Defendant further argues that we should apply the same standard for determination of voluntariness in reviewing confessions as we do where guilty pleas are involved. He cites McClanahan v. State (1953), 232 Ind. 567, 571, 112 N.E.2d 575, 577 which stated that "[i]f an accused in fact is intoxicated while operating a motor vehicle his mental condition is such that he could not enter a plea of guilty to the charge `freely and understandingly,' which must be the case if the plea is valid." Defendant urges that because his breathalizer test results presented statutory prima facie evidence of intoxication, Ind. Code § 9-4-1-54(b)(4)(A) (Burns 1980) [Repealed by P.L. 143-1983, § 9], it must necessarily follow that defendant could not possess the necessary state of mind to knowingly and voluntarily waive his rights. In Pavey v. State (1986), Ind., 498 N.E.2d 1195, we observed that the legislature's determination of the intoxication level beyond which driving ability is presumed impaired does not serve as an appropriate standard for determining the defense of voluntary intoxication in a murder trial. This is likewise true with respect to the voluntariness of a statement. As we noted in Rodgers, supra, it is the degree of impairment which is critical. The mere fact that a blood alcohol test provides presumptive evidence that one's motor skills are sufficiently impaired to safely drive a motor vehicle does not necessarily imply that his mental processes are *476 incapable of a knowing and intelligent waiver of his rights. This remains to be determined by the trial court from the totality of the circumstances.

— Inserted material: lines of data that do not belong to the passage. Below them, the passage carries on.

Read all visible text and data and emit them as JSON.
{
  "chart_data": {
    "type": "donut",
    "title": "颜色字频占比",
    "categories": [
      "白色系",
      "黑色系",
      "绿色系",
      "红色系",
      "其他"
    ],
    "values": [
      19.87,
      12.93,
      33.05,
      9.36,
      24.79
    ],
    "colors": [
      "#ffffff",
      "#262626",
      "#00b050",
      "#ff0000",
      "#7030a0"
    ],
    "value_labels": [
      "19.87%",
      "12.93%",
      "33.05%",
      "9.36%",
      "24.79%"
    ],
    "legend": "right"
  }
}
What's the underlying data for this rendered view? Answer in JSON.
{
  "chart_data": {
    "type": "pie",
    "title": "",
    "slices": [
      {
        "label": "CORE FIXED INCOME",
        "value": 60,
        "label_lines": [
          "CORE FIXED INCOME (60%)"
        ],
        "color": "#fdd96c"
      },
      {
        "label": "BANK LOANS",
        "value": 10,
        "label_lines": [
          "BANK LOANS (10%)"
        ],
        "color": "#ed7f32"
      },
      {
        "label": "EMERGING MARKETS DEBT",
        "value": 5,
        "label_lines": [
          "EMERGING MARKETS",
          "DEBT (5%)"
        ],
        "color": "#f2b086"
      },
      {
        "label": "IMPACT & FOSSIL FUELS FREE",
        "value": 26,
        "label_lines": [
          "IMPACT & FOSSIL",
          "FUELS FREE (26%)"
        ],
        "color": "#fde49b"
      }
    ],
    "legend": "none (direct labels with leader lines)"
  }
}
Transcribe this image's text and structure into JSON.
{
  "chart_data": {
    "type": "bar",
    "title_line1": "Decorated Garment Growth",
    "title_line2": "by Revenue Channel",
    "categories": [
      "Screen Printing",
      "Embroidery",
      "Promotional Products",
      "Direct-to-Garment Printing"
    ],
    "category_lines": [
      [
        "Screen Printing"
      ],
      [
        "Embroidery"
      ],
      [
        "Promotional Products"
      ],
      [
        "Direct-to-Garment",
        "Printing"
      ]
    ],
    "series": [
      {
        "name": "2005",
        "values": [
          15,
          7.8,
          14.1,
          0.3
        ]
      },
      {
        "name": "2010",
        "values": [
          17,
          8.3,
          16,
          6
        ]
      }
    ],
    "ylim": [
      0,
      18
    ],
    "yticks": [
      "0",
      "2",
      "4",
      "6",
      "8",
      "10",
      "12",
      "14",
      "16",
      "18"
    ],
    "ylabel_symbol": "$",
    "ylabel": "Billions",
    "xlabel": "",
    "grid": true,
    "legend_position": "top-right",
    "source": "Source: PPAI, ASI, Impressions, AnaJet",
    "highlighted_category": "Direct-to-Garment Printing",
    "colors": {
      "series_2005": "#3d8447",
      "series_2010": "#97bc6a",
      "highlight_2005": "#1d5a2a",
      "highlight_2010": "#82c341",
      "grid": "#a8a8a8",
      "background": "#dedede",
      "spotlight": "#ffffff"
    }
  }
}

We find that the defendant's waiver of rights was sufficient, and that his resulting statement was made voluntarily. It was not error to admit the statement.Issue II
The jury was instructed regarding voluntary manslaughter, involuntary manslaughter, and reckless homicide, as lesser-included offenses of murder. Relying in part upon the prior statutory definition of "serious bodily injury," as including "bodily injury ... that causes death," defendant contends that the trial court erred in refusing his tendered instruction regarding criminal recklessness as a lesser-included offense. However, the merits of this contention are irrelevant on appeal, as they were at trial, because the tendered instruction was otherwise insufficient, incomplete, and potentially confusing. An instruction which presents the jury with the definition of an uncharged criminal offense and authorizes the determination of guilt or innocence thereon, must explain the role of the crime as a lesser-included offense in order to place it in its proper context in the case. Smith v. State (1981), Ind., 422 N.E.2d 1179, 1184. For these reasons, the trial court properly refused the instruction.
SHEPARD, C.J., and DeBRULER, GIVAN and PIVARNIK, JJ., concur.NOTES
 Defendant essentially argues that under the facts of his case, criminal recklessness should have been treated as a lesser-included offense of murder. He asserts that, except for the culpability element, the offense of murder was otherwise the same as the offense of criminal recklessness, Ind. Code § 35-42-2-2, because the definition of "serious bodily injury" under Ind. Code § 35-41-1-2 included "bodily injury ... that causes death," (repealed by P.L. 311-1983, Sec. 49). Ind. Code § 35-41-1-2 expressly defines "included offense" to include an offense differing from the charged crime only in the respect that a "lesser kind of culpability" is required. Defendant urges that the sole culpability for the offense of criminal recklessness has been construed to be that of recklessness. Humes v. State (1981), Ind., 426 N.E.2d 379; Johnson v. State (1982), Ind., 435 N.E.2d 242; Flowers v. State (1985), Ind., 481 N.E.2d 100.